Index
40/01 Verwaltungsverfahren;Norm
GewO 1973 §366 Abs1 Z3 idF 1988/399;Betreff
Der Verwaltungsgerichtshof hat durch den Vorsitzenden Senatspräsident Dr. Salcher und die Hofräte Dr. Griesmacher und Dr. Gruber als Richter, im Beisein der Schriftführerin Mag. Paliege, über die Beschwerde des F in M, vertreten durch Dr. C, Rechtsanwalt in F, gegen den Bescheid des Landeshauptmannes von Vorarlberg vom 23. Oktober 1990, Zl. VIb-225/63-1989, betreffend Übertretung der Gewerbeordnung 1973, zu Recht erkannt:
Spruch
Der angefochtene Bescheid wird wegen Rechtswidrigkeit seines Inhaltes aufgehoben.
Der Bund hat dem Beschwerdeführer Aufwendungen in der Höhe von S 11.120,-- binnen zwei Wochen bei sonstiger Exekution zu ersetzen.

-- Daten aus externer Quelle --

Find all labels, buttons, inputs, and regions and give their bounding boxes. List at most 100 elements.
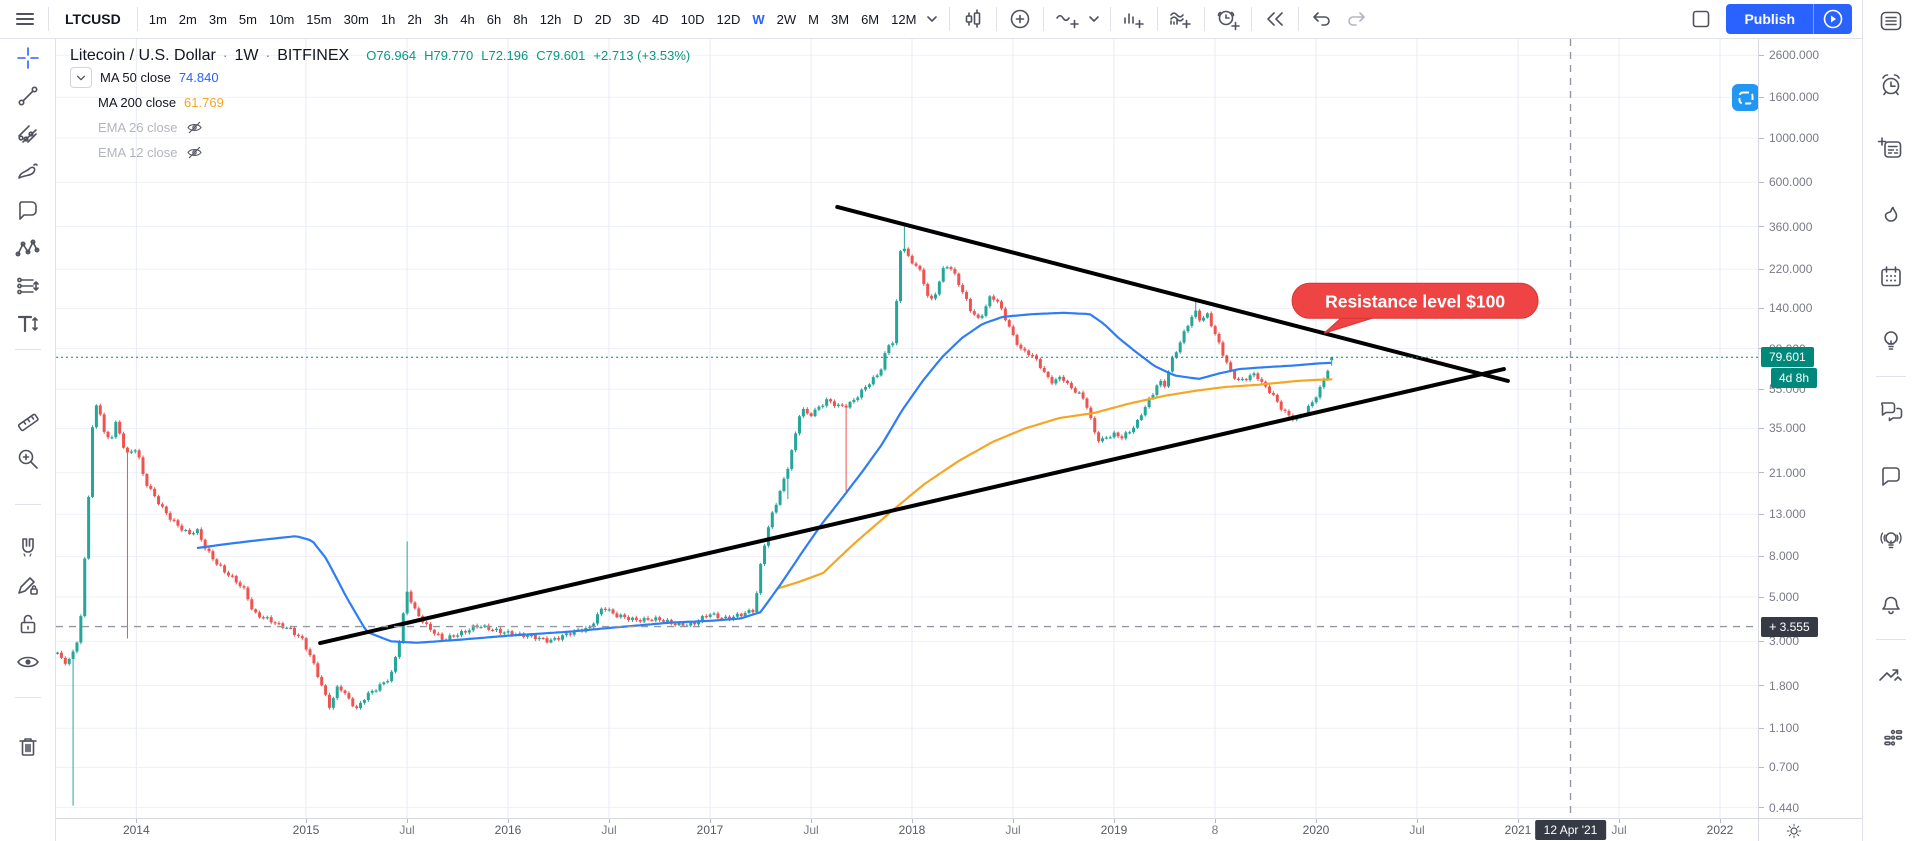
axis-settings-corner[interactable] <box>1758 818 1887 841</box>
streams-button[interactable] <box>1873 523 1909 557</box>
time-axis[interactable]: 12 Apr '21 2014 2015 Jul 2016 Jul 2017 Jul 2018… <box>56 818 1758 841</box>
hotlists-button[interactable] <box>1873 196 1909 230</box>
time-axis-label: 2014 <box>122 823 150 837</box>
indicators-dropdown-button[interactable] <box>1084 2 1104 36</box>
measure-tool-button[interactable] <box>10 404 46 438</box>
interval-6M[interactable]: 6M <box>861 11 880 27</box>
price-axis-label: 600.000 <box>1759 174 1812 190</box>
interval-12h[interactable]: 12h <box>539 11 562 27</box>
resistance-callout[interactable]: Resistance level $100 <box>1291 282 1539 334</box>
interval-1h[interactable]: 1h <box>380 11 396 27</box>
interval-2h[interactable]: 2h <box>407 11 422 27</box>
interval-8h[interactable]: 8h <box>513 11 528 27</box>
interval-2W[interactable]: 2W <box>776 11 797 27</box>
symbol-title[interactable]: Litecoin / U.S. Dollar <box>70 47 216 64</box>
interval-12M[interactable]: 12M <box>891 11 917 27</box>
restore-chart-button[interactable] <box>1732 84 1758 111</box>
alarm-clock-icon <box>1882 74 1900 96</box>
legend-collapse-button[interactable] <box>70 67 92 88</box>
interval-W[interactable]: W <box>752 11 765 27</box>
interval-10m[interactable]: 10m <box>268 11 295 27</box>
crosshair-price-badge: + 3.555 <box>1761 616 1818 637</box>
interval-6h[interactable]: 6h <box>486 11 502 27</box>
layout-button[interactable] <box>1684 2 1718 36</box>
trend-line-tool-button[interactable] <box>10 79 46 113</box>
interval-3m[interactable]: 3m <box>208 11 227 27</box>
forecast-tool-button[interactable] <box>10 269 46 303</box>
redo-button[interactable] <box>1339 2 1373 36</box>
gann-fib-tool-button[interactable] <box>10 117 46 151</box>
financials-button[interactable] <box>1164 2 1198 36</box>
chart-pane[interactable]: Resistance level $100 Litecoin / U.S. Do… <box>56 39 1758 818</box>
alerts-button[interactable] <box>1873 68 1909 102</box>
indicator-row-ema12[interactable]: EMA 12 close <box>70 140 690 165</box>
price-chart[interactable]: Resistance level $100 <box>56 39 1758 818</box>
interval-2D[interactable]: 2D <box>594 11 612 27</box>
price-axis[interactable]: 79.601 4d 8h + 3.555 2600.000 1600.000 100… <box>1758 39 1861 818</box>
trading-panel-button[interactable] <box>1873 658 1909 692</box>
annotation-tool-button[interactable] <box>10 193 46 227</box>
eye-off-button[interactable] <box>186 144 203 161</box>
bar-replay-button[interactable] <box>1258 2 1292 36</box>
zoom-in-tool-button[interactable] <box>10 442 46 476</box>
compare-button[interactable] <box>1003 2 1037 36</box>
interval-12D[interactable]: 12D <box>716 11 741 27</box>
remove-drawings-button[interactable] <box>10 730 46 764</box>
interval-4D[interactable]: 4D <box>652 11 669 27</box>
dom-button[interactable] <box>1873 722 1909 756</box>
eye-off-button[interactable] <box>186 119 203 136</box>
xabcd-pattern-icon <box>14 239 39 257</box>
hamburger-menu-button[interactable] <box>8 2 42 36</box>
interval-10D[interactable]: 10D <box>680 11 705 27</box>
indicator-label: MA 200 close <box>98 95 177 110</box>
lock-drawings-button[interactable] <box>10 607 46 641</box>
interval-3h[interactable]: 3h <box>433 11 449 27</box>
ideas-button[interactable] <box>1873 324 1909 358</box>
chart-style-button[interactable] <box>956 2 990 36</box>
indicators-button[interactable] <box>1050 2 1084 36</box>
undo-button[interactable] <box>1305 2 1339 36</box>
interval-2m[interactable]: 2m <box>178 11 197 27</box>
indicator-row-ema26[interactable]: EMA 26 close <box>70 115 690 140</box>
alert-button[interactable] <box>1211 2 1245 36</box>
magnet-mode-button[interactable] <box>10 531 46 565</box>
data-window-button[interactable] <box>1873 132 1909 166</box>
indicator-row-ma200[interactable]: MA 200 close 61.769 <box>70 90 690 115</box>
crosshair-date-badge: 12 Apr '21 <box>1534 820 1607 840</box>
indicator-templates-button[interactable] <box>1117 2 1151 36</box>
calendar-button[interactable] <box>1873 260 1909 294</box>
interval-5m[interactable]: 5m <box>238 11 257 27</box>
price-axis-label: 8.000 <box>1759 548 1799 564</box>
private-chat-button[interactable] <box>1873 459 1909 493</box>
legend-exchange[interactable]: BITFINEX <box>277 47 350 64</box>
interval-1m[interactable]: 1m <box>148 11 167 27</box>
hide-drawings-button[interactable] <box>10 645 46 679</box>
interval-30m[interactable]: 30m <box>343 11 369 27</box>
indicator-row-ma50[interactable]: MA 50 close 74.840 <box>70 65 690 90</box>
notifications-button[interactable] <box>1873 587 1909 621</box>
pattern-tool-button[interactable] <box>10 231 46 265</box>
brush-tool-button[interactable] <box>10 155 46 189</box>
publish-button[interactable]: Publish <box>1744 11 1795 27</box>
public-chats-button[interactable] <box>1873 395 1909 429</box>
publish-play-button[interactable] <box>1814 4 1852 34</box>
price-axis-label: 21.000 <box>1759 465 1806 481</box>
drawing-mode-button[interactable] <box>10 569 46 603</box>
interval-3M[interactable]: 3M <box>831 11 850 27</box>
text-tool-button[interactable] <box>10 307 46 341</box>
interval-M[interactable]: M <box>808 11 819 27</box>
watchlist-button[interactable] <box>1873 4 1909 38</box>
interval-3D[interactable]: 3D <box>623 11 641 27</box>
redo-icon <box>1348 12 1366 26</box>
interval-D[interactable]: D <box>573 11 583 27</box>
legend-interval[interactable]: 1W <box>234 47 259 64</box>
price-axis-label: 1.100 <box>1759 720 1799 736</box>
interval-4h[interactable]: 4h <box>460 11 475 27</box>
interval-dropdown-button[interactable] <box>921 2 943 36</box>
crosshair-tool-button[interactable] <box>10 41 46 75</box>
symbol-button[interactable]: LTCUSD <box>65 11 121 27</box>
streams-icon <box>1880 532 1902 549</box>
interval-15m[interactable]: 15m <box>306 11 332 27</box>
eye-off-icon <box>186 121 202 134</box>
time-axis-tick <box>1619 819 1620 823</box>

Das Mehrbegehren wird abgewiesen.
Begründung
Mit dem im Instanzenzug ergangenen Bescheid des Landeshauptmannes von Vorarlberg vom 23. Oktober 1990 wurde der Beschwerdeführer - in diesbezüglicher Bestätigung des Straferkenntnisses der Bezirkshauptmannschaft vom 10. Jänner 1990 - schuldig erkannt, er habe am 24. Oktober 1989 auf der Gp 2946/7, KG M, eine genehmigungspflichtige gewerbliche Betriebsanlage als Lagerplatz zur Lagerung von Baumaterialien, Baustoffen und Gerätschaften für sein Baugeschäft ohne die erforderliche Genehmigung betrieben.
Der Beschwerdeführer habe dadurch eine Verwaltungsübertretung nach § 366 Abs. 1 Z. 3 GewO 1973 begangen, weshalb über ihn gemäß § 366 Abs. 1 leg. cit. eine Geldstrafe in Höhe von S 20.000,-- (Ersatzarreststrafe sechs Tage) verhängt wurde.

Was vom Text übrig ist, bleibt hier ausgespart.